Notre appréhension de l’art est fonction de la différence entre le concept au singulier de l’art et les expériences singulières des oeuvres d’art. Chaque personne a une certaine idée de l’art qui préexiste et coexiste à l’expérience que nous faisons de dispositifs particuliers. Lorsque nous discutons des oeuvres, nous ne cessons en fait de nous confronter à cette précompréhension qui est le fruit de préjugés, de normes, de stratifications historiques inconscientes, etc. Le plus souvent le concept d’art est sans rapport avec les singularités artistiques parce que l’art en Occident a été structuré au fil de l’histoire par la différence entre arts mécaniques et libéraux qui entretenaient une relation hiérarchique plus ou moins importante avec l’idéalité. C’était celle-ci qui fixait la vérité des oeuvres, de sorte que celles-ci ne s’autosuffisaient pas pour être. Lorsque les individus parlent de l’art en général, ils veulent en fait parler de la relation entre les concepts et les expériences.

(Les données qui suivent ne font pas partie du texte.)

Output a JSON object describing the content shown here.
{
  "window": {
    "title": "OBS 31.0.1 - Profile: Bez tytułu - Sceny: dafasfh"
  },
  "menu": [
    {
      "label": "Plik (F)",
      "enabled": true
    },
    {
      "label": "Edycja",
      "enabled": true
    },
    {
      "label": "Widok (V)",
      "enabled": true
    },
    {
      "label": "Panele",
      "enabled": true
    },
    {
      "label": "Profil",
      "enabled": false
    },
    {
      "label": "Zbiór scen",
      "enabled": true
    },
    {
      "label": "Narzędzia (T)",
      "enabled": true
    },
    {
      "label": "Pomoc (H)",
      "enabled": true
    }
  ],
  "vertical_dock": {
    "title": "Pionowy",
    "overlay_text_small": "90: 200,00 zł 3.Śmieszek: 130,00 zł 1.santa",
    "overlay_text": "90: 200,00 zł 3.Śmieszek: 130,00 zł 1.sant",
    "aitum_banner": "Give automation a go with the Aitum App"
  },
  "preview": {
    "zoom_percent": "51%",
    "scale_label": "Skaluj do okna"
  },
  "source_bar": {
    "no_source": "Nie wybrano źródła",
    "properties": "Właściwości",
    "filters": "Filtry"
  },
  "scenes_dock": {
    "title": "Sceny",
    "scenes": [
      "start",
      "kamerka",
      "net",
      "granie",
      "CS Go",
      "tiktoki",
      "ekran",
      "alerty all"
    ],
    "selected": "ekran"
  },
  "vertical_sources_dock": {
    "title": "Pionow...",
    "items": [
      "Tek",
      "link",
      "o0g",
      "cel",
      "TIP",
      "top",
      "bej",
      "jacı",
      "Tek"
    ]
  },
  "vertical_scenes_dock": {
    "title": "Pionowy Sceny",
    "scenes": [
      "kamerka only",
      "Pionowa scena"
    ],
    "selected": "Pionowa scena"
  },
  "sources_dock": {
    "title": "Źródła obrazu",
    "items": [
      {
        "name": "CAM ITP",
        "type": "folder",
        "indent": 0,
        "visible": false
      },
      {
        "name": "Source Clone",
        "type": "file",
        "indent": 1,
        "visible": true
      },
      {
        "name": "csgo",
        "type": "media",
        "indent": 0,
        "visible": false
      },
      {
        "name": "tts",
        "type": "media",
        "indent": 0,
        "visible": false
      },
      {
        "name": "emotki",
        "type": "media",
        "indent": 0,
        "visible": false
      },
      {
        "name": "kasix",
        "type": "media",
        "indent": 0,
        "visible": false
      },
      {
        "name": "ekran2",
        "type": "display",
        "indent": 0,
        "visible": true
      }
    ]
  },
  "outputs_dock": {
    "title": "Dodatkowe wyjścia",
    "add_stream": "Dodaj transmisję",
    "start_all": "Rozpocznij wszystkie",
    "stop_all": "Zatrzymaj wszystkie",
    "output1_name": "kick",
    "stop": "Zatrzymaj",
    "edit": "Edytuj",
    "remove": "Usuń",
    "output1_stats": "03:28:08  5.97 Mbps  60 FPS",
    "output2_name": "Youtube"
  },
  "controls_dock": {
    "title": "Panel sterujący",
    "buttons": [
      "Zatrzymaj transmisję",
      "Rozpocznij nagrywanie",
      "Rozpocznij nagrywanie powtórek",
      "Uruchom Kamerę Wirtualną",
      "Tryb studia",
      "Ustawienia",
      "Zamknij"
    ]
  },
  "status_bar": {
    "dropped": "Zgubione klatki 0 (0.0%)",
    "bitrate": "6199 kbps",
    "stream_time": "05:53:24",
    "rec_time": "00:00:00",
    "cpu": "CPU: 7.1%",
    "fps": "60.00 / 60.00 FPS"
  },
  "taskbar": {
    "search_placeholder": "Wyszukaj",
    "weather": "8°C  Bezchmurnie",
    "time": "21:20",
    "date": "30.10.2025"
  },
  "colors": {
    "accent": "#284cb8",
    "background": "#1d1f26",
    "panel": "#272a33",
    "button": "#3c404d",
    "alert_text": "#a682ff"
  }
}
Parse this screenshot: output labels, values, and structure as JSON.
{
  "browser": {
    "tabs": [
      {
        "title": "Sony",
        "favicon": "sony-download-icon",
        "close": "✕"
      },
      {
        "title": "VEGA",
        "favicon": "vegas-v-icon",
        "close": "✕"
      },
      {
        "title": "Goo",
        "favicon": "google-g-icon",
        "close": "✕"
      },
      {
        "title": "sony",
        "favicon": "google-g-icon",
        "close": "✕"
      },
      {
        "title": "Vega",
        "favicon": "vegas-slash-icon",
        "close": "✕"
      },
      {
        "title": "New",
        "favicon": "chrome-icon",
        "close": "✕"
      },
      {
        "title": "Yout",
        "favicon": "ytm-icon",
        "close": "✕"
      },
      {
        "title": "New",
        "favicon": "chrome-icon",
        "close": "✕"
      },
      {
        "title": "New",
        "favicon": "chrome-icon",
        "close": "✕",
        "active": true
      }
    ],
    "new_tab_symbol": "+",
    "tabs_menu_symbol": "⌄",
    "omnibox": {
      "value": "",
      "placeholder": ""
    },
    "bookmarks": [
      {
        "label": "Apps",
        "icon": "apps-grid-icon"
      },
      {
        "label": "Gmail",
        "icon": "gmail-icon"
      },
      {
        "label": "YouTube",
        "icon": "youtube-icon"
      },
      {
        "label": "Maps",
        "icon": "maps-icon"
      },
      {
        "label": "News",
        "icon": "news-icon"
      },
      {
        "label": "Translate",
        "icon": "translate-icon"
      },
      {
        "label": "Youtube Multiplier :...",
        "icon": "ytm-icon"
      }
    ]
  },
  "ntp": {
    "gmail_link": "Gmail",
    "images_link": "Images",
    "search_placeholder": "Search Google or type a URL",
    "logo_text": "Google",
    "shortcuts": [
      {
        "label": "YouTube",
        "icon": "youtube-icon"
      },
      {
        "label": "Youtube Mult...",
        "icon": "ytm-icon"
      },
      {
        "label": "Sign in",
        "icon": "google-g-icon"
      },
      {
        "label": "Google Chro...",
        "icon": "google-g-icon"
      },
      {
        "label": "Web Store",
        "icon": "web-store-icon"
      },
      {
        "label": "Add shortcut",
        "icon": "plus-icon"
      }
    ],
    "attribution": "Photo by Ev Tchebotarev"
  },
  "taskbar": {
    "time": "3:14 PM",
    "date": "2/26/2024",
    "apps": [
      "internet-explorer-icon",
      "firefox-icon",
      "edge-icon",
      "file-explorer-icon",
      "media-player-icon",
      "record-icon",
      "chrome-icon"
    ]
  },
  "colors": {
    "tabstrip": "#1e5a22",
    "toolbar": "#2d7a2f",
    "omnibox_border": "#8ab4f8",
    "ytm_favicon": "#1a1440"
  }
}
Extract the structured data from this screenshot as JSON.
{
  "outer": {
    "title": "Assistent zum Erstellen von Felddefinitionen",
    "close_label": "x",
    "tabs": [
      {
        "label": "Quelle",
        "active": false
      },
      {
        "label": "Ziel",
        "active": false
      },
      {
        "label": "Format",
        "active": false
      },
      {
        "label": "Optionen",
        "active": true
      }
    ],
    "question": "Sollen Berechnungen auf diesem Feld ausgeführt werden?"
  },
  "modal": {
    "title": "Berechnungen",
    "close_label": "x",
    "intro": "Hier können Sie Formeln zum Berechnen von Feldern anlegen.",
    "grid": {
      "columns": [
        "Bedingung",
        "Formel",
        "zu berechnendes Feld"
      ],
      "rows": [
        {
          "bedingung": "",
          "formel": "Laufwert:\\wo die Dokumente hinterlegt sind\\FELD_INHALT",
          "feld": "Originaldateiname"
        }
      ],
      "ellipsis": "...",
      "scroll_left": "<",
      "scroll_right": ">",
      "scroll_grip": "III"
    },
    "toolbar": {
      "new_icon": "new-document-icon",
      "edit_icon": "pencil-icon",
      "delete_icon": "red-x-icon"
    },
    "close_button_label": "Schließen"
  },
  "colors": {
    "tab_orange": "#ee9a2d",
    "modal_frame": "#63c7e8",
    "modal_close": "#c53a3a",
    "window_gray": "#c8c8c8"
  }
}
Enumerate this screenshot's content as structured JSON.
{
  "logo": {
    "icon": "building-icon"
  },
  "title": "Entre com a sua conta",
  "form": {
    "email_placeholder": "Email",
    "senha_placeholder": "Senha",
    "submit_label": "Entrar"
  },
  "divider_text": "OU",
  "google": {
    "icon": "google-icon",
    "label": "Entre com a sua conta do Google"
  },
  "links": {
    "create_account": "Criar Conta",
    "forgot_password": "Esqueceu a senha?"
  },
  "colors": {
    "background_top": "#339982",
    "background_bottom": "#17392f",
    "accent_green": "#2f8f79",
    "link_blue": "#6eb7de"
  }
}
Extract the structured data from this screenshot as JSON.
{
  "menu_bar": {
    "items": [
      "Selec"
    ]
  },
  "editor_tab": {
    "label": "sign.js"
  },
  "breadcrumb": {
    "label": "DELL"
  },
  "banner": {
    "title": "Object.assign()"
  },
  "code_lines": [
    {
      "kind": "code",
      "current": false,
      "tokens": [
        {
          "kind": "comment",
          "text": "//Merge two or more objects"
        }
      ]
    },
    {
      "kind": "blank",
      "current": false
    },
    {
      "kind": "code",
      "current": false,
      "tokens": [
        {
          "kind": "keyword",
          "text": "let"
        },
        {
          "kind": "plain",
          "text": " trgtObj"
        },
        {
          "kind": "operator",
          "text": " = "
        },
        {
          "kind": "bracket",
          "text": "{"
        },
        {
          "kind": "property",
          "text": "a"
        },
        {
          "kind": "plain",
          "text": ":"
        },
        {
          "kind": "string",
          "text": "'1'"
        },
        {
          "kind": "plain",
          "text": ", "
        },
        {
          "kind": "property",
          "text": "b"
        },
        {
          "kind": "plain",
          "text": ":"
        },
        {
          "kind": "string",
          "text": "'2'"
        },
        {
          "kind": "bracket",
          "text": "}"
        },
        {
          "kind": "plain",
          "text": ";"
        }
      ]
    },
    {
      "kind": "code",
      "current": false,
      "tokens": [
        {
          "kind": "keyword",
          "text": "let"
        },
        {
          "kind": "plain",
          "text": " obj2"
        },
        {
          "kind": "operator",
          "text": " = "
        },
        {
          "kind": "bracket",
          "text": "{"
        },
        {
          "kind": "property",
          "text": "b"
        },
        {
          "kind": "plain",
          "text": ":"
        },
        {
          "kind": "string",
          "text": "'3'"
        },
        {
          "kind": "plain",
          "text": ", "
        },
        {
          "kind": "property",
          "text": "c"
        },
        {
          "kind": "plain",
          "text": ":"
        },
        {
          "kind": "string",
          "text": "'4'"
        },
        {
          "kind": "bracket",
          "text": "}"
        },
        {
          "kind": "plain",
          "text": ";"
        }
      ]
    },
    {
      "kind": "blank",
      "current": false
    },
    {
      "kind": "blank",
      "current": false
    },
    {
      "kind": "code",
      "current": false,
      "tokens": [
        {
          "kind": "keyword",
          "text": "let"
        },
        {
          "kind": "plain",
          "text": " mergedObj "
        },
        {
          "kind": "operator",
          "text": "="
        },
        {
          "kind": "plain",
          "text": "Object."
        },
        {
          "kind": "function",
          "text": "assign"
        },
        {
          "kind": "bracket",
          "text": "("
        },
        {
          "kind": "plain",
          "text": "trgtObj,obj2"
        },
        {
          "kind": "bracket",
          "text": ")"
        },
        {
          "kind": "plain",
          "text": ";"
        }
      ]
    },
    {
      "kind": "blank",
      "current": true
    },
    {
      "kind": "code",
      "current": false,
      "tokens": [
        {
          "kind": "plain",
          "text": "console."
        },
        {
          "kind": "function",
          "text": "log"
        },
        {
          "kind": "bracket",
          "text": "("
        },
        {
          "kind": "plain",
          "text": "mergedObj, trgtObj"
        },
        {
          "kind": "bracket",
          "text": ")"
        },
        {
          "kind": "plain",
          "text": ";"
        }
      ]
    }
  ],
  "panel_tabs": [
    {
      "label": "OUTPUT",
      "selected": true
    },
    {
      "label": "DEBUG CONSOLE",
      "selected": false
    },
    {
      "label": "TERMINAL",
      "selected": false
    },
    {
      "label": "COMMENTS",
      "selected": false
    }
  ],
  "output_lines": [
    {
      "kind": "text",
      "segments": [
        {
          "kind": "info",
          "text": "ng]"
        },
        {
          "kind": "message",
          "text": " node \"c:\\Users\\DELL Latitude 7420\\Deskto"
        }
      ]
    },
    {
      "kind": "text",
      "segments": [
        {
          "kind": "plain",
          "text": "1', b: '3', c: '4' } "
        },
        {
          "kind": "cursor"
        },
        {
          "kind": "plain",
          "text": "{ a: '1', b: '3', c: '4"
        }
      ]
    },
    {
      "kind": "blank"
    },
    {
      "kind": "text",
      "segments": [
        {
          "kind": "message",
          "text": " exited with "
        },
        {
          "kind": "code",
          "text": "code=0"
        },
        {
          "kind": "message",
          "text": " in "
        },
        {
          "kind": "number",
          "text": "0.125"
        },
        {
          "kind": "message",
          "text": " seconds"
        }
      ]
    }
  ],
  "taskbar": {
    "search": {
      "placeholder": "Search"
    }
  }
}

Nous avons alors affaire à la divergence irréductible entre le singulier et les singuliers.

Cette impossibilité de l’adéquation entre le concept et l’expérience ne relève pas du sublime.

On peut soit éprouver la mélancolie d’un objet perdu (l’oeuvre d’art singulière n’est jamais à la hauteur du concept qu’on s’en fait et elle peine à appartenir à la grande catégorie “art”, c’est la position théorique la plus courante), soit disloquer le concept “art” et déconstruire jusqu’à la possibilité même d’un concept comme adéquation identique à elle-même. Remettre donc en cause le principe d’identité (A=A) au profit d’une “logique” comme différence de différence (A différent de A+n parce que la formule comprenant les A est elle-même temporalisée et donc différentielle), comme différence intensive.

Paradoxe: la singularité des oeuvres n’est pas locale, elle affecte le fonctionnement transcendental lu-même et notre capacité à articuler concept et percept.